The Uta thing is a case in point: in fact, my “opinion” about whether Uta is (or has been positioned as) the protagonist of this series is completely irrelevant, but when you say that readers are “misunderstanding” the series as being about Uta, that’s at best, condescending. It’s hardly my “opinion” or “interpretation” that the vast bulk of the actual content of series has been (mostly directly but also indirectly) concerned with Uta and her friends, and close to 100% of the marketing of the series has depicted it as Uta’s story, so if poor benighted readers are “bizarrely misinterpreting” the story, they’ve had plenty of assistance in that regard from the series itself.
Obviously, what you see as “different characters being focused on” I see as a story “wandering around without revealing a whole hell of a lot that we didn’t already know or could infer.”
I'm actually really confused. You agree the story is focusing on different things at different times, but you disagree with the interpretation that it doesn't just center on Uta?
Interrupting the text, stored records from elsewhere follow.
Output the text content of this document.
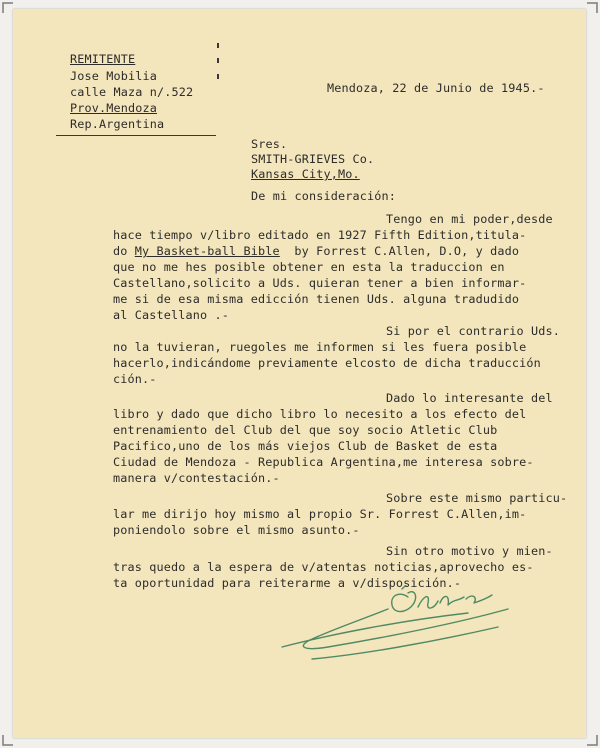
REMITENTE
Jose Mobilia
calle Maza n/.522
Prov.Mendoza
Rep.Argentina
Mendoza, 22 de Junio de 1945.-
Sres.
SMITH-GRIEVES Co.
Kansas City,Mo.
De mi consideración:
Tengo en mi poder,desde
hace tiempo v/libro editado en 1927 Fifth Edition,titula-
do My Basket-ball Bible  by Forrest C.Allen, D.O, y dado
que no me hes posible obtener en esta la traduccion en
Castellano,solicito a Uds. quieran tener a bien informar-
me si de esa misma edicción tienen Uds. alguna tradudido
al Castellano .-
Si por el contrario Uds.
no la tuvieran, ruegoles me informen si les fuera posible
hacerlo,indicándome previamente elcosto de dicha traducción
ción.-
Dado lo interesante del
libro y dado que dicho libro lo necesito a los efecto del
entrenamiento del Club del que soy socio Atletic Club
Pacifico,uno de los más viejos Club de Basket de esta
Ciudad de Mendoza - Republica Argentina,me interesa sobre-
manera v/contestación.-
Sobre este mismo particu-
lar me dirijo hoy mismo al propio Sr. Forrest C.Allen,im-
poniendolo sobre el mismo asunto.-
Sin otro motivo y mien-
tras quedo a la espera de v/atentas noticias,aprovecho es-
ta oportunidad para reiterarme a v/disposición.-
Volume 1 focused mostly on Uta and to a lesser extent Kaoru, volume 2 focused mostly on Kaoru and pigtail-girl, volume 3 focused mostly on Kaoru and to a lesser extent Uta, volume 4 focused mostly on Uta and pigtail girl (and random girl whose name I don't remember), volume 5 was Uta and Kaoru pretty much equally, and volume 5 looks to be all Kaoru and Risako. So if any character is most central, it's Kaoru. You could argue the drama or the tension is centered on Uta's feelings (I disagree; I think it's Kaoru's marriage), but it's not true that Uta is the center of everything and thus all this Risako stuff is some sort of distraction. Glancing through, she's not even POV character as much as Kaoru is.
Look, all I'm saying is, if people want to get together in these comments and talk about their various interpretations and speculate on what might happen, that's hard if people act like their own subjective responses are somehow more objective than other people's.
And that “misreading” remark was at least as “productive” as the person speciously claiming to know that I “hated” the series and must “suffer” when I read it. Not a high “productivity” bar, to be sure.
But two wrongs don't make a right?
And like... your tone does a little bit communicate a lot of negativity. Maybe "suffer" and "hate" are overwrought and you're not meaning to seem that way, and I don't know how I come across, but I do see Warlock and expect something awfully negative.